The Baseball Victoria Summer League was formed in 2010 by Baseball Victoria and replaced the former Victorian State League and the Vodafone State League. Baseball Victoria rebranded the competition to comprise mainstream men's, women's, junior and Masters competitions.

===Winter Baseball in Victoria===

Winter Baseball is conducted between April and September. Regionally based Associations have the direct authority over the competitions conducted within the winter season, with Baseball Victoria providing umbrella support to other baseball activities, such as development and high performance programs.

Victorian Baseball during the winter is played across eight Leagues and Associations. Each League and Association is responsible for the competitions within their local areas.

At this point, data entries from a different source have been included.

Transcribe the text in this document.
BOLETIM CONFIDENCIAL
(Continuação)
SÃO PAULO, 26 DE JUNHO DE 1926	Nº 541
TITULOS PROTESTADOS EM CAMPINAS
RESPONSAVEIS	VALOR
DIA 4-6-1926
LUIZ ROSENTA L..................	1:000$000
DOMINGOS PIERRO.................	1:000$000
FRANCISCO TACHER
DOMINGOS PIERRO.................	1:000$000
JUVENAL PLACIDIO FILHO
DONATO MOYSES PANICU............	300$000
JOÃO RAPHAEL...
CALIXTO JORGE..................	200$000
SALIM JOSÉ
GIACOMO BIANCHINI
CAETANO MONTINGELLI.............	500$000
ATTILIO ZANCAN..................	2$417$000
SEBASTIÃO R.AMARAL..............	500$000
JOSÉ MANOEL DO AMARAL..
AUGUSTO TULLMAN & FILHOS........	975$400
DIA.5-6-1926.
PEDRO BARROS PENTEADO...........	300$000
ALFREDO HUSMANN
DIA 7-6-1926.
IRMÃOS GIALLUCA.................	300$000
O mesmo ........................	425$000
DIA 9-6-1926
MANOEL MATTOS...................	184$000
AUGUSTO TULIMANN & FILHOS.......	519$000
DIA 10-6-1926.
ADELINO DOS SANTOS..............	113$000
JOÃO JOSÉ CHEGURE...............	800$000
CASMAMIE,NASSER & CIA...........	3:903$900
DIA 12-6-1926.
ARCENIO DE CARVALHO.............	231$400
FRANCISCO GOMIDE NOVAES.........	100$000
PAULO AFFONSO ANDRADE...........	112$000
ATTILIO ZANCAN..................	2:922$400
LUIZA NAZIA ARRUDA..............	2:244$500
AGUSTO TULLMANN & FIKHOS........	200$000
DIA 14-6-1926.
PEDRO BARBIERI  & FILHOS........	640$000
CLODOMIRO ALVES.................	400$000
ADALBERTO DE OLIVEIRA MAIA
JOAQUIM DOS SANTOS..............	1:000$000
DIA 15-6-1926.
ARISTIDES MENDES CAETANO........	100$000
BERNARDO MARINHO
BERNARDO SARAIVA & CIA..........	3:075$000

Affiliated Winter Competitions
| Ballarat Baseball Association | Bendigo Baseball Association |
| Dandenong Baseball Association | Geelong Baseball Association |
| Latrobe Valley Baseball Association | Melbourne Winter Baseball League |
| North Eastern Baseball Association | Sunraysia Baseball League |

Baseball Victoria also stage the State Winter Championships which matches representative teams from each League and Association. While being competitive is a high priority, it is just as important to have fun and enjoy a weekend of baseball in a relaxed environment.

====Melbourne Winter Baseball League====

The Melbourne Winter Baseball League, formerly the Victorian Winter Baseball League, is the biggest winter baseball league in Victoria. It is run by Baseball Victoria as of 2010 after it took control from the VPBL after a Memorandum of Understanding. There are 25 different clubs, fielding teams in five grades from A to E. Every Grade has a reserves as well.

The Melbourne Winter Baseball League is made up from two leagues. One being the Ringwood District Baseball League and the other, Diamond Valley Baseball League. This is more important for juniors as junior teams only play teams in their own district. Except for under 17s where both districts play each other. At the state winter championships these two districts play against each other

====Geelong Winter Baseball League====
The Geelong Winter League, is run by the Geelong Baseball Association (GBA) and based in Geelong, Victoria. The GBA is affiliated with Baseball Victoria.

Established in 1937, the GBA offers senior and junior competitions to clubs and teams from metropolitan Geelong, Colac, Werribee, Bacchus Marsh, Lara, Newport and Ballarat. Competition is conducted from early April through to September.